Views: 24 Author: Site Editor Publish Time: 2022-11-18 Origin: Site
UV curing is a minimal temperature, quick, solvent-free photochemical process that transforms inks, adhesives, coatings, or other photo-reactive materials into solids that are instantaneously fixed in place using polymerization under high-intensity UV light. UV curing devices use a range of lamps as UV light sources, including LEDs that output UVA radiation, and mercury-based arc lamps, which produce broad-spectrum Ultraviolet light. At IUV, we provide professional curing services fit for both commercial and industrial use.
These two curing options might be familiar to those in the wide digital format printing industry. The development of Mercury curing and UV LED curing techniques is among some of the rapidly expanding fields in printing and UV coatings. Both techniques have their share of benefits and shortcomings that we will discuss today.
High-intensity electrical UV light is used in LED UV curing to transform inks, adhesives, and other photo-reactive materials into immediately set-in-place solids via polymerization. In contrast, "drying" concentrates chemicals by absorption or evaporation.
Its benefits are vast and quantifiable to many production and printing companies, ranging from a cooler, cleaner cure than that accomplished with mercury arc bulbs. LED UV curing hosts all the benefits of conventional UV curing with the addition of solving issues that accompany heat-set drying. They include instant turn-on/off, uniform and quick dry curing, minimal heat output, and minimal power consumption. Furthermore, LED UV's compact form nature makes it the best choice for integration into procedures or equipment with limited space.
The major benefits of LEDs originate from the diode aspect of light emission. LED has advanced over the years; even old TV sets that used cathode ray tubes have been swapped for HD LED TVs. Even incandescent bulbs have been swapped for better-performing LED lights.
Quartz tubes require some mercury to produce UV lights for curing and can be replaced by LED UV curing systems. Mercury UV curing systems consume high energy levels and generate much heat compared to LED UV curing systems like this.

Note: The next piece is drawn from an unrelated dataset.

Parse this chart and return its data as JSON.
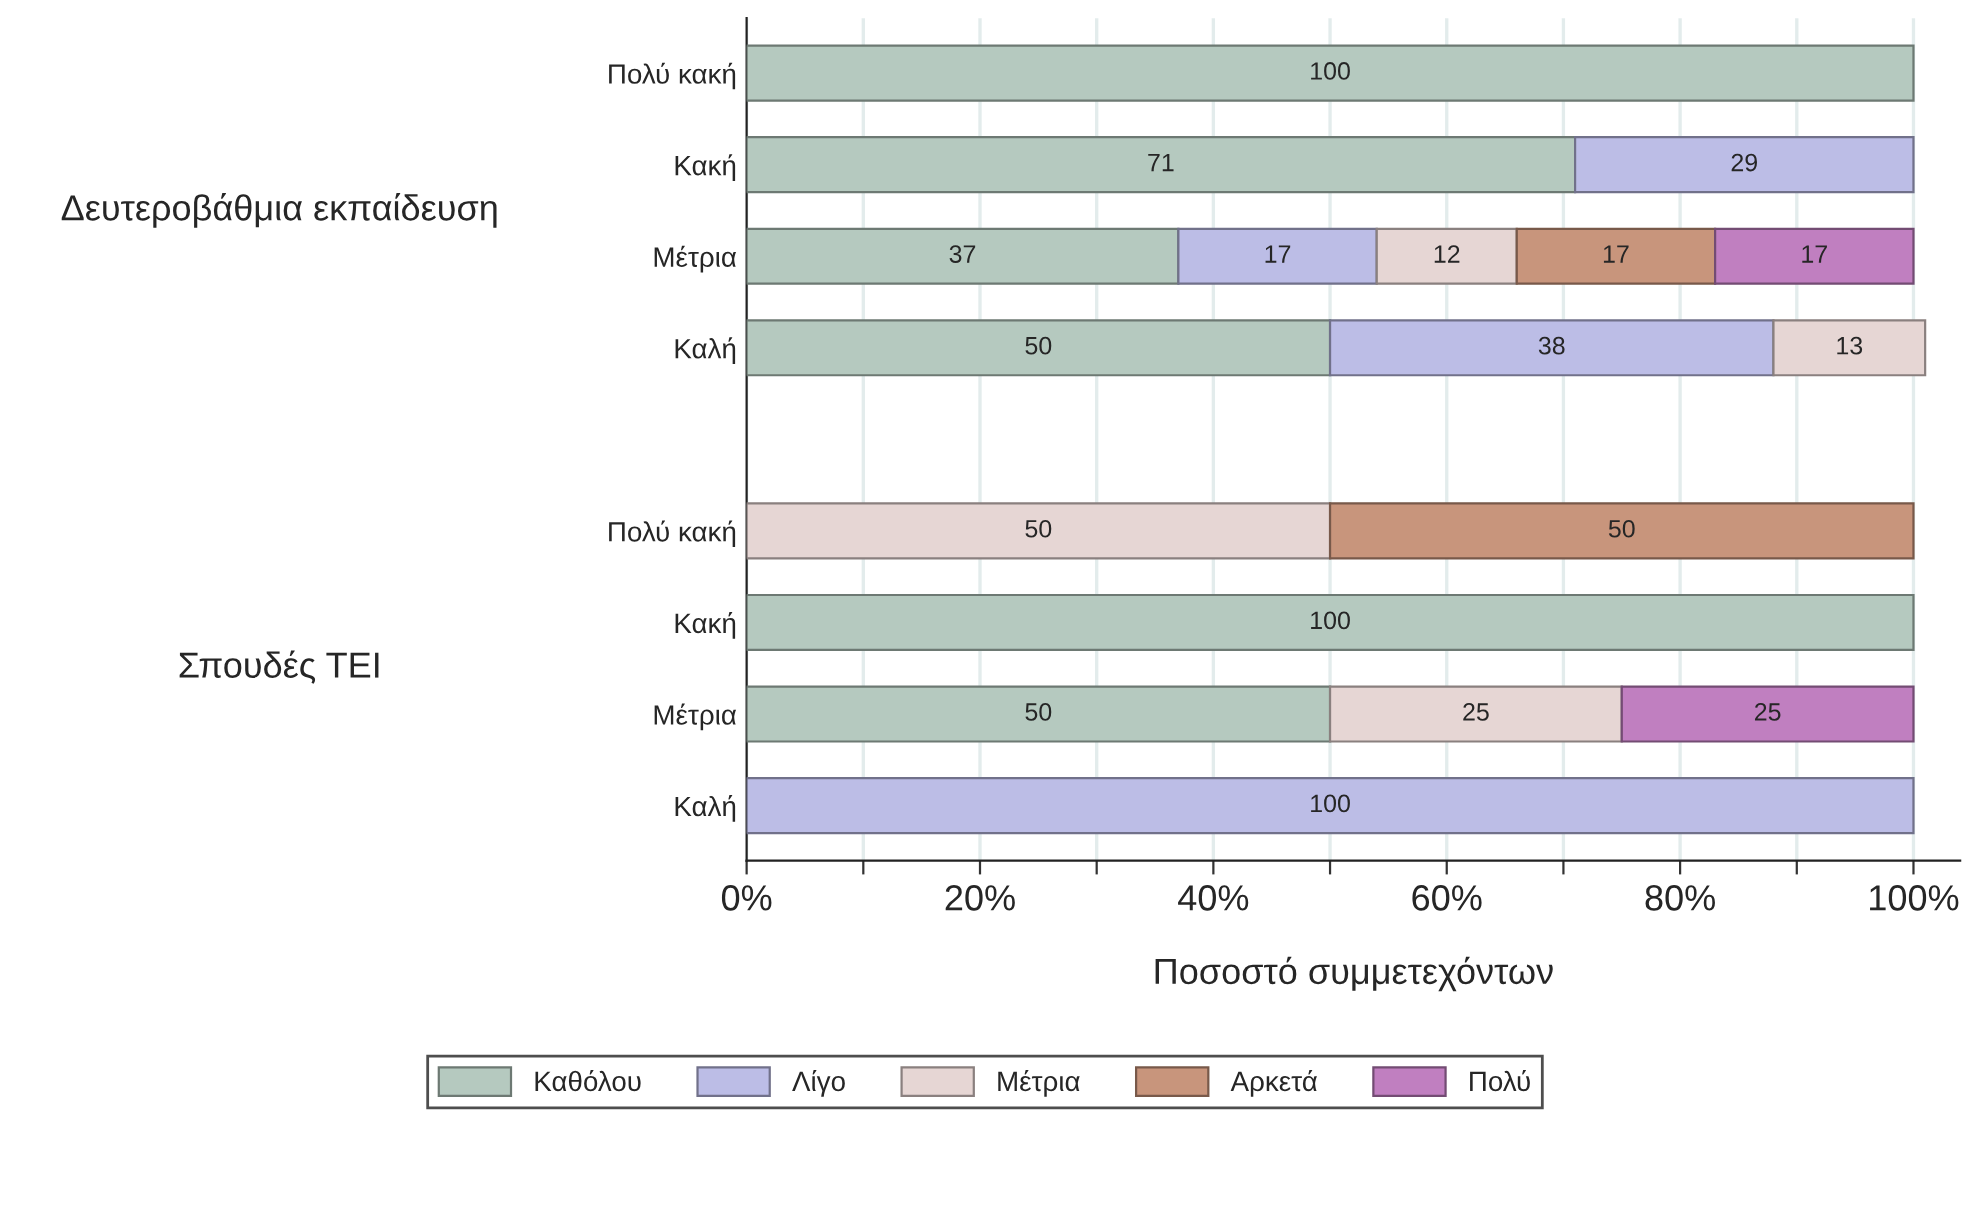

Mercury lamps, specifically the famous arc lamp, degrade each time it's switched on or off. It requires expert engineering and management to manufacture and maintain mercury arc lamps that produce uniform output. On the other hand, LEDs are extremely reliable and output consistent light over long periods. They consume less power, have longer wavelengths, and produce less heat.
The powerhouses of the curing business are mercury curing lamps. They have a life expectancy of 1,500 hours and produce IR and UV light in the 350–380 and nm 240–270 nm sections of the spectrum. They produce heat and consume a lot of energy. This has the disadvantage of damaging delicate substrates while hastening the crosslinking of polymeric materials, making it unsuitable for printing thin materials.
Even if the printing machine is not in use, these lamps must be kept on because they take a significant period to heat up and cool down. This increases the energy expense.
Mercury uv curing still rules the market amidst these disadvantages as it is highly productive. The wide range of spectral dispersion of mercury lamps and their capacity to change the output's spectral region to various UV spectrum regions is one major benefit in contrast to LED systems.
As a result, a variety of photo-initiators with different action spectra can be used (and blended) to react to short or long wavelengths, influencing deep cure by different wavelengths and upper cure by short wavelengths. Until LEDs can equal their performance, particularly their efficiency and depth of cure, the technique will continue to rule the broad format digital print market. The turning point won't occur for some time, but it might happen sooner than anticipated.
The main difference between the two is that mercury curing emits light over a very wide wavelength region, allowing industries to fully capitalize on the reactivity of the system's components and therefore maximizing faster speeds in productivity.
In contrast, LEDs emit light in a much narrower wavelength region, which limits the reactivity rate. Of course, LEDs still have many advantages over Mercury, as stated above, and they are more environmentally friendly.
Therefore, LEDs can be a good solution depending on the type of application. LED might surpass mercury lamps as more advances in its field are made in the future. However, right now, LEDs are suited for lower productivity equipment.